Senate Majority Leader Mitch McConnell immediately drew the battle lines by categorically rejecting President Obama's constitutional authority to nominate a new justice -- just an hour after news of Justice Scalia's passing. At last night's GOP debate, Senators Ted Cruz and Marco Rubio then vowed to block any person nominated by the president, no matter their qualifications. Donald Trump piled on, prodding his fellow Republicans to "delay, delay, delay."
Today, Sen. Elizabeth Warren strongly reacted to this unprecedented Republican obstructionism:
"Senator McConnell is right that the American people should have a voice in the selection of the next Supreme Court justice. In fact, they did — when President Obama won the 2012 election by five million votes.

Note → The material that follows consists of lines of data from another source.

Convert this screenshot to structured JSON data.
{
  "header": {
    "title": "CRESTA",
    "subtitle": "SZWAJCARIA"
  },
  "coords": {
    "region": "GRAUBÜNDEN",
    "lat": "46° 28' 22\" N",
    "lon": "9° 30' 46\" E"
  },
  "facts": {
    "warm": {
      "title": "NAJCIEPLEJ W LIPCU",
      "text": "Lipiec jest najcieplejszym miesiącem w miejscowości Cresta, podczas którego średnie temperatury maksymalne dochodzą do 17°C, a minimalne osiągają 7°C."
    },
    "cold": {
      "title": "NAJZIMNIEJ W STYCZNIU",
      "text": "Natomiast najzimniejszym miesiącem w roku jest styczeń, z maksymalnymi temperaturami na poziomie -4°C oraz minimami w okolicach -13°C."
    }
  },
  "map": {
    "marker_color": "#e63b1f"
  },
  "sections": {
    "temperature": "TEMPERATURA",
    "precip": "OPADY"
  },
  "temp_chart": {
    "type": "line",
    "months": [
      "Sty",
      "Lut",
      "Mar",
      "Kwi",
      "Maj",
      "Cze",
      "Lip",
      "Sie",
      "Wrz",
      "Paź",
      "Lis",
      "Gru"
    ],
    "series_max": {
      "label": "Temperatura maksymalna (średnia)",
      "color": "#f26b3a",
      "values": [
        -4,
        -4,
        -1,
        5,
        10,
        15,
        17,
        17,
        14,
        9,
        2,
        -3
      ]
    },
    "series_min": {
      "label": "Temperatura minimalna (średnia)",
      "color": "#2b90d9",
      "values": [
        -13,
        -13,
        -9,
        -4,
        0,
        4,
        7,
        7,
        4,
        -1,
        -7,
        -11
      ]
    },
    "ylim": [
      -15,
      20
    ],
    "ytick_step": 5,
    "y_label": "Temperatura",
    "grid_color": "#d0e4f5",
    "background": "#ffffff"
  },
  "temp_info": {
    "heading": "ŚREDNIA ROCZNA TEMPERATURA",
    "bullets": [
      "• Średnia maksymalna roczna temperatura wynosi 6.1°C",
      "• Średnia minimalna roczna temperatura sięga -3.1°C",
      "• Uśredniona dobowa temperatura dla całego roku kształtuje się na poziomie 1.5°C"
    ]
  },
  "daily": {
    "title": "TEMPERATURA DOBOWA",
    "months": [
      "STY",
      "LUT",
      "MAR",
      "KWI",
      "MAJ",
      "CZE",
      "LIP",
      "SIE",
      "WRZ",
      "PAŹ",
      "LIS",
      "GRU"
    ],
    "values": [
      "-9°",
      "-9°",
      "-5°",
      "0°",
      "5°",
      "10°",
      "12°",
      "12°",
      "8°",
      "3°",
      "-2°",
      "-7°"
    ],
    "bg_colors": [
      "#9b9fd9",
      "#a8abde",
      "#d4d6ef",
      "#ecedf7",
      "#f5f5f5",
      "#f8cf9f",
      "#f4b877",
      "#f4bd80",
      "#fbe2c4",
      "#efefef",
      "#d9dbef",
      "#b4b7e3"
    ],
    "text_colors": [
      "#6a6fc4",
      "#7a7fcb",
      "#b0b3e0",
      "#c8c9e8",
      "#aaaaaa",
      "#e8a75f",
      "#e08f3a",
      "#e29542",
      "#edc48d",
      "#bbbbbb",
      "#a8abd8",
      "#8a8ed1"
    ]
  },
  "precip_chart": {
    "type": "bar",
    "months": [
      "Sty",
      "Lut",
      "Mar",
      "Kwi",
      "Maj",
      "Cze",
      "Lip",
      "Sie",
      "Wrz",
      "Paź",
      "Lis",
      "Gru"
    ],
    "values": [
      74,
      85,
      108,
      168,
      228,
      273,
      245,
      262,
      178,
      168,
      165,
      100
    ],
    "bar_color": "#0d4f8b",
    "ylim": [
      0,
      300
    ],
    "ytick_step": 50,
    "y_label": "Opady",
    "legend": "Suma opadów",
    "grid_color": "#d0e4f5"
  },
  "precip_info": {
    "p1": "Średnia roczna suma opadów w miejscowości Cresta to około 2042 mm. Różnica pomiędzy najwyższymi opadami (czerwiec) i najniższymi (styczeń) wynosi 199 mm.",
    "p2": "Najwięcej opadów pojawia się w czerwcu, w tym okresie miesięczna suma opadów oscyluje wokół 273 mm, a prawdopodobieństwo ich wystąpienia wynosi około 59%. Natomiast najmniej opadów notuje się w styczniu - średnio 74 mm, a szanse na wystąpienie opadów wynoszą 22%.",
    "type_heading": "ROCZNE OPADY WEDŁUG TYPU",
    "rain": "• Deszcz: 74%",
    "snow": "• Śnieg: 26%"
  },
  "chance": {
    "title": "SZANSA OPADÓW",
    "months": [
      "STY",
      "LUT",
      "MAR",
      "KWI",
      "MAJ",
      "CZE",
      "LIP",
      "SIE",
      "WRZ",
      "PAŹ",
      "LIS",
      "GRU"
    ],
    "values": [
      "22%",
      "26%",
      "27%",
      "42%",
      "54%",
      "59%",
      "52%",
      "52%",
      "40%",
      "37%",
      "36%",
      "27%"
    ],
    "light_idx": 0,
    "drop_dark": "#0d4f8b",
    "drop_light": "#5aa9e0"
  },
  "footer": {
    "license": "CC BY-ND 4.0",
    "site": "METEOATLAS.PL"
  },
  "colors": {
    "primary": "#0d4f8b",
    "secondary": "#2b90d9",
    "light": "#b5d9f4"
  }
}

"Article II Section 2 of the Constitution says the President of the United States nominates justices to the Supreme Court, with the advice and consent of the Senate. I can't find a clause that says "'...except when there's a year left in the term of a Democratic President.'"
"Senate Republicans took an oath just like Senate Democrats did. Abandoning the duties they swore to uphold would threaten both the Constitution and our democracy itself. It would also prove that all the Republican talk about loving the Constitution is just that — empty talk."
President Obama's decision will determine who controls the Supreme Court, potentially for a generation or more. It will decide whether we end decades of conservative dominance that brought us rulings like Citizens United and undermined the Voting Rights Act, or whether we turn the Supreme Court in a more progressive direction.